The US dollar rose against a basket of global currencies, with the Russian ruble up 4.5% against the greenback this week. In the first week of September, Russia told the press that it would pay China for natural gas in rubles and yuan. Moreover, Switzerland’s production of Russian gold reached the highest level not seen since April 2020.
The greenback is rising, but so is the Russian ruble.
The US dollar exchange rate index (DXY) rose to new highs this week as a host of fiat currencies around the world were hit hard. For example, two days ago, the EU euro hit a 20-year low of $0.973 against the US dollar on Friday.
Currently, the euro is even lower at $0.9690, and is down 2.82% against the greenback over the past 30 days. The 30-day data shows that the yen fell by 4.72%, the pound sterling shed 8.17%, and the Canadian dollar lost 4.78%. China’s yuan has breached the 7:1 exchange rate against the US dollar for the first time in two years.

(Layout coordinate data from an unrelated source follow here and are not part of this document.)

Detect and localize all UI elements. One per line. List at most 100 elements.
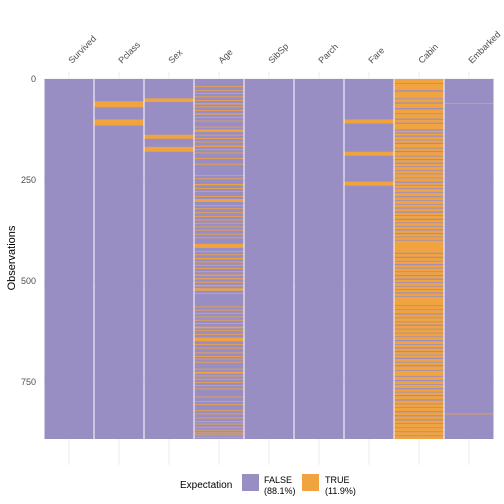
cell-true-cabin [394,103,444,109]
cell-true-cabin [394,133,444,136]
cell-true-cabin [394,272,444,275]
cell-true-age [194,421,244,423]
legend-label-true: TRUE [325,475,350,485]
legend-swatch-true [302,474,319,491]
cell-true-age [194,382,244,383]
cell-true-cabin [394,167,444,171]
cell-true-cabin [394,407,444,412]
cell-true-fare [344,119,394,124]
x-tick-label-survived: Survived [66,34,98,66]
cell-true-cabin [394,119,444,123]
cell-true-cabin [394,185,444,189]
y-tick-label: 500 [21,276,36,286]
cell-true-cabin [394,362,444,366]
cell-true-cabin [394,306,444,310]
cell-true-cabin [394,337,444,341]
cell-true-cabin [394,230,444,233]
cell-true-age [194,436,244,438]
cell-true-cabin [394,226,444,230]
cell-true-age [194,254,244,256]
legend-label-false: FALSE [264,475,292,485]
cell-true-age [194,215,244,217]
cell-true-cabin [394,359,444,362]
cell-true-age [194,385,244,387]
cell-true-cabin [394,223,444,227]
cell-true-cabin [394,205,444,208]
cell-true-age [194,288,244,291]
cell-true-cabin [394,424,444,428]
cell-true-cabin [394,188,444,193]
cell-true-cabin [394,257,444,261]
cell-true-cabin [394,384,444,389]
cell-true-age [194,106,244,108]
cell-true-age [194,251,244,252]
cell-true-age [194,93,244,94]
cell-true-age [194,188,244,189]
cell-true-cabin [394,376,444,381]
cell-true-age [194,434,244,436]
cell-true-cabin [394,370,444,376]
cell-true-cabin [394,212,444,216]
cell-true-age [194,96,244,98]
legend-pct-false: (88.1%) [264,486,296,496]
cell-true-age [194,404,244,406]
cell-true-age [194,344,244,345]
x-tick-label-pclass: Pclass [116,39,142,65]
cell-true-age [194,90,244,92]
cell-true-age [194,120,244,122]
cell-true-age [194,278,244,280]
y-tick-label: 750 [21,377,36,387]
legend-title: Expectation [180,480,232,491]
cell-true-age [194,337,244,342]
cell-true-age [194,226,244,228]
cell-true-cabin [394,171,444,174]
cell-true-pclass [94,101,144,108]
cell-true-cabin [394,412,444,416]
cell-true-cabin [394,293,444,296]
cell-true-cabin [394,400,444,404]
cell-true-age [194,199,244,202]
cell-true-age [194,158,244,159]
cell-false-embarked [444,79,494,439]
cell-true-age [194,358,244,360]
cell-true-age [194,388,244,390]
cell-true-age [194,257,244,260]
cell-true-cabin [394,420,444,424]
cell-true-cabin [394,428,444,432]
cell-true-age [194,233,244,235]
cell-true-age [194,208,244,210]
cell-true-cabin [394,355,444,358]
cell-true-cabin [394,286,444,290]
cell-false-pclass [94,79,144,439]
cell-true-age [194,145,244,147]
legend-swatch-false [242,474,259,491]
cell-true-cabin [394,237,444,240]
cell-true-age [194,281,244,283]
cell-true-pclass [94,119,144,126]
cell-true-cabin [394,333,444,337]
cell-true-cabin [394,432,444,436]
cell-true-cabin [394,83,444,91]
cell-true-age [194,333,244,335]
cell-true-cabin [394,234,444,237]
cell-true-fare [344,151,394,156]
cell-true-cabin [394,152,444,156]
cell-true-age [194,312,244,314]
cell-true-cabin [394,296,444,306]
cell-true-age [194,113,244,115]
cell-true-cabin [394,318,444,322]
cell-true-cabin [394,148,444,151]
cell-true-cabin [394,208,444,212]
cell-true-cabin [394,160,444,163]
y-axis-tick-labels: 0 250 500 750 [21,74,36,387]
cell-true-cabin [394,289,444,293]
cell-true-cabin [394,404,444,408]
cell-true-cabin [394,253,444,257]
cell-true-age [194,306,244,308]
cell-true-age [194,375,244,377]
x-tick-label-cabin: Cabin [416,42,440,66]
cell-true-age [194,184,244,186]
cell-true-age [194,243,244,248]
cell-true-age [194,86,244,88]
x-tick-label-parch: Parch [316,42,340,66]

However, Russia’s native fiat currency, the ruble, has been stronger this year, and has started to make gains a month after the start of the Ukraine-Russia war. At the end of June, the Russian ruble hit a seven-year high against the U.S. dollar, and economists at the time said, “Don’t ignore it.” [ruble’s] exchange rate.”
On Friday, the ruble rose 4.5 percent against the USD, as the fiat rose to new highs against currencies around the world. The ruble did so as the DXY breached a 20-year high following the Federal Reserve’s latest rate hike. The rising ruble follows Russian President Vladimir Putin’s pledge earlier this week to use “all means” to end the war with Ukraine.
China pays for gas in roubles, Switzerland bought 5.7 tonnes of Russian gold in August, analysts say as the ruble’s exit boosted the currency.
There was also a hint of nuclear retaliation from the Russian president, and he said he was mobilizing more troops. Reuters also reported that China will buy oil from Russia in the first week of September in ruble and yuan terms.
Gazprom CEO Alexey Miller told reporters at the time that China paying in rubles and yuan instead of dollars was a “mutual benefit” for both partners. In addition, the Swiss Federal Customs Administration reports that Switzerland imported 5.7 tons of Russian gold reserves in August. The hoard was about $324 million, and the Swiss hadn’t bought such a cache in more than two years.
The country’s customs department, however, insists that no financial sanctions have been violated, saying that the Russian gold originally came from Britain. Switzerland has said it has breached any sanctions and 5.7 tonnes of bullion was first shipped from the UK in May.
While the ruble dropped a hair against the greenback, it remains at 56.87 to the dollar on Sunday, September 25, 2022 at the time of writing. According to the 30-day statistics, the Euro is currently down 2.82% against the US Dollar. The Russian ruble has gained 4.32% this month.
According to Investing.com’s Geoffrey Smith, Russians are increasingly withdrawing large amounts of money from their savings accounts. “Russians emptied their savings accounts following President Vladimir Putin’s call for action on Wednesday,” Smith continued.
However, he pointed out that Friday’s high amount of ruble withdrawals was not as big as the amount of ruble withdrawals recorded last February. “Increased demand for the ruble has resulted in a squeeze in interbank ruble rates, which has pushed the currency higher in the market,” Smith said on Friday.
What do you think about the Russian Ruble moving higher this Friday and gaining 4.32% against the greenback this month? Let us know what you think about this in the comments section below.